Conte de Noël. Demain, sur leurs patinettes neuves,  les enfants bousculeront les passants. Au guidon de leurs vélos rutilants, ils renverseront quelques vieillards impotents. D’autres, un peu plus âgés, s’accrocheront à leurs tablettes énervantes, et leurs drones s’écraseront contre les murs et se fracasseront sur les trottoirs. Des peignes arracheront les cheveux des poupées Barbie et les sabres laser, les mitraillettes suprasonics et les canons à particules enverront leurs éclairs factices dans toutes les directions et en particulier vers les petits frères insupportables et les petites sœurs agitées. Ce sera le grand bazar de Noël, avec bruits stridents, cris acérés, pleurs déchirants et colères très injustes, caprices mal venus... « Insupportable, dira le Père Noël, j’y crois pas, j’y crois pas ». Nous, on continue d’y croire, malgré tout.

 

  25 décembre.

Destin. Faut-il le regretter ? Dois-je culpabiliser ? Je ne renie rien. Même si, je le concède,  les choses auraient pu tourner autrement... si je n’avais pas toujours cru au Père Noël.

 

  26 décembre.

Thomas Coville. Que peut-il bien se passer quand un escargot tombe en amour pour un autre escargot qui se trouve à l’opposé du bassin du Luxembourg ? Le temps que le premier ait l’idée de monter sur un de ces voiliers modèle réduit qui pourrait le faire traverser, le second aura vraisemblablement jeté son dévolu sur un troisième. A défaut de satisfaire son cœur, il aura au moins assuré sa descendance. Telle est la triste réalité quand, faute d’imagination et d’audace, on ne cherche que ce qu’on peut trouver à portée de la main. Heureusement, tout le monde n’est pas comme ça.

 

  27 décembre.

Loin de tout.
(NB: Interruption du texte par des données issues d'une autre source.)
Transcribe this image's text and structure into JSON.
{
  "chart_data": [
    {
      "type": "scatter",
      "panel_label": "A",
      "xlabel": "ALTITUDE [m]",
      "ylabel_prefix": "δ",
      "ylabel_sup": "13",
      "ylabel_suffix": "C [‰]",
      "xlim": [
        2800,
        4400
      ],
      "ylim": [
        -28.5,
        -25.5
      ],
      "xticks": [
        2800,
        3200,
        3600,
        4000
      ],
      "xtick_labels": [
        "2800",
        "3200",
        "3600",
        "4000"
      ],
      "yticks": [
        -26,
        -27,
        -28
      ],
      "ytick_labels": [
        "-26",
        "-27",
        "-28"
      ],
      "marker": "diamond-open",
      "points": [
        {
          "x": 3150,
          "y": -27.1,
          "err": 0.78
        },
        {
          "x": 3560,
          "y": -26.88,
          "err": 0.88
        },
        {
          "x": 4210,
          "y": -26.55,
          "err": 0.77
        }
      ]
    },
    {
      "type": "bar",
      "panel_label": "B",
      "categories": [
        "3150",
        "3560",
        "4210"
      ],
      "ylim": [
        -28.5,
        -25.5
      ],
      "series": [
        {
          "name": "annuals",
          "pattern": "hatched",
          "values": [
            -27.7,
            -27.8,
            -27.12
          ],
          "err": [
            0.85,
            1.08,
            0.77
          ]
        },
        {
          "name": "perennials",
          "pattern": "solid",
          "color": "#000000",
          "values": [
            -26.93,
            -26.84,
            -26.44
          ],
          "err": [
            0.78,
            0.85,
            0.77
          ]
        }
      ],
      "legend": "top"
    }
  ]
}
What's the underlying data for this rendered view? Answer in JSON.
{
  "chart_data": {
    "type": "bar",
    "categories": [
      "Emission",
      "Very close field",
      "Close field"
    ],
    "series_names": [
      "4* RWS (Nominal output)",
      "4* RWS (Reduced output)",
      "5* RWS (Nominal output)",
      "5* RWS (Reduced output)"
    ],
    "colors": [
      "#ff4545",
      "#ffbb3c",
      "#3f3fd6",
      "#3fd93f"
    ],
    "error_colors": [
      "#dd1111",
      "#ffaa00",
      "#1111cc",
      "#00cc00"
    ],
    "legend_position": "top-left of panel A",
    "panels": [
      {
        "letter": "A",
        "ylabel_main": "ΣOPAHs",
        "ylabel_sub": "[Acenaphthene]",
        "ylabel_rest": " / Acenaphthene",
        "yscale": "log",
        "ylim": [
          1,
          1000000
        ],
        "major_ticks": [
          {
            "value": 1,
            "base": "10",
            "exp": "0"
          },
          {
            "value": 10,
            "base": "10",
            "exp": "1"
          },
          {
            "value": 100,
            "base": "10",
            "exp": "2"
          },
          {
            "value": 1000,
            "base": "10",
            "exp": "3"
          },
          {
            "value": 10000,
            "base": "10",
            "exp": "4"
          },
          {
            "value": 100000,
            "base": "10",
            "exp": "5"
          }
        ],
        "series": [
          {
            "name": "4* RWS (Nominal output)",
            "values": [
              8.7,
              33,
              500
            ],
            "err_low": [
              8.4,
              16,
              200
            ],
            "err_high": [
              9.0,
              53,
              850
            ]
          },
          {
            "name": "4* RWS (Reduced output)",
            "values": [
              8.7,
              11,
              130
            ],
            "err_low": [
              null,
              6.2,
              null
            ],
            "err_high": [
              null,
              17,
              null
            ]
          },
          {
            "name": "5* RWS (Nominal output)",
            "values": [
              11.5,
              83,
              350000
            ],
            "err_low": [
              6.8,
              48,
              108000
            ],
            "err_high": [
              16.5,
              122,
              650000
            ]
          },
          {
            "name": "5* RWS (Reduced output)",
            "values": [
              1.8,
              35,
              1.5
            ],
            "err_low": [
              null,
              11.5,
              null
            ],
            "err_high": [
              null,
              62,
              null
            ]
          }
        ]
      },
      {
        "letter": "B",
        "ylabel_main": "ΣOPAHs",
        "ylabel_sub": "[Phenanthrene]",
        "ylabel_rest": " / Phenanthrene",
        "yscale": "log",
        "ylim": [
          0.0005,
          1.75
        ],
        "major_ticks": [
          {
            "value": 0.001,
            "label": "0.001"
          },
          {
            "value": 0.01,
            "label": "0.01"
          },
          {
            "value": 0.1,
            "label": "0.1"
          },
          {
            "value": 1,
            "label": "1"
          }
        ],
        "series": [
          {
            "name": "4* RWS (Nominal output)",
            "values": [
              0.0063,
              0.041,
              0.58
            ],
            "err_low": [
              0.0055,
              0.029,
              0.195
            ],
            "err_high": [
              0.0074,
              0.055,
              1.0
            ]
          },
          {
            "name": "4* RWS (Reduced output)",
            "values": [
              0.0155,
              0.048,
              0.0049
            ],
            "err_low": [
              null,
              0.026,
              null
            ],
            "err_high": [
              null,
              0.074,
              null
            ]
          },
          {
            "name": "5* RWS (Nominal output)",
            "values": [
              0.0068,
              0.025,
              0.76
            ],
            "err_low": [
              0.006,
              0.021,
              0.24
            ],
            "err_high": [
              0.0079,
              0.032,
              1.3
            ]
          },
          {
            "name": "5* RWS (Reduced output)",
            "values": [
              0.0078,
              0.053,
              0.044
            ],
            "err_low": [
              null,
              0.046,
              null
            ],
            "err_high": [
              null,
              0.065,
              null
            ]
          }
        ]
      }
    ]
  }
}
Déjà près d’une semaine que je suis à Paris, loin de mes poètes (sagement restés pour les Fêtes, dans ma bibliothèque d’Arradon). Sans eux, l’inspiration se dérobe. Je cherche en vain une pensée à peu près cohérente, rien ne vient que des histoires étranges d’escargots amoureux et d’un Père Noël qui ne croit plus en rien. Il y aurait pourtant à dire (même quand mes poètes se taisent) de la rose fleurie il y a quelques jours et qui s’est fait surprendre par le givre de cette nuit.

 

  28 décembre.

La nuit, parfois, c’est bien. Soirée d’hier avec Timothée pendant que ses parents sortent au théâtre. Cet enfant est un bonheur facile. Il dort dans la chambre juste à côté de la nôtre. Il chougne un peu pendant son sommeil. Je me lève (évidemment) et je vais doucement m’assurer que tout va bien. A genoux devant son petit lit, je le regarde dormir de longues minutes, je vois sa poitrine se gonfler et se dégonfler paisiblement, je vois de doux frissons parcourir son ventre, je vois sa main se serrer sur son « doudou ». De loin monte un soupir heureux qui se perd sur ses lèvres. Et voilà que je vois ses rêves : des rêves de cubes empilés, d’oiseaux rouges sur le sable, des songes de dunes douces, de tortues impatientes, de petits graviers blancs. Il court de feuille en feuille sur une pelouse bleue, grimpe et se roule sur un canapé vert. Il vit en rêve ses découvertes diurnes et leur donne des couleurs, toutes à sa convenance. (Et je garde tout ça pour moi, bien au chaud, trop précieux pour être partagé.)

 

  29 décembre.

Réforme ou révolution ? Le dernier jour de l’année 2016 approche. Est-ce l’heure d’un bilan ? Bonne ou mauvaise année, il y eut en 2016 à peu près autant de couchers de soleil qu’en 2015 et il n’est pas improbable que cette implacable statistique se renouvelle en 2017. Par ailleurs, à la marge, il est possible que des choses changent. On verra.

 

  30 décembre.

Retour en Bretagne. C’est comme si la pluie ne tombait plus et restait accrochée, ainsi, aux branches dénudées et aux réverbères amblyopes. Le brouillard suspendu noie tout le paysage et n’annonce rien de bon. (Par exemple : si le givre s’y mettait vraiment, tout l’air qu’on respire encore deviendrait un bloc compact et glacé et dans mille ans, la découverte par quelques monstres à venir de nos corps figés dirait la cécité de notre monde jusqu’à sa perte.) J’ai deux jours pour donner ma réponse. Quelle sera ma résolution pour 2017 ? Difficile d’y penser : j’ai attrapé une brume de cerveau.

 

  31 décembre.

Un peu de répit. L’année prochaine seulement, je déciderai si je dois encore penser une fois par jour, comme tous les jours de 2016. Ce soir je me contente de réveillonner. Demain, mes vœux.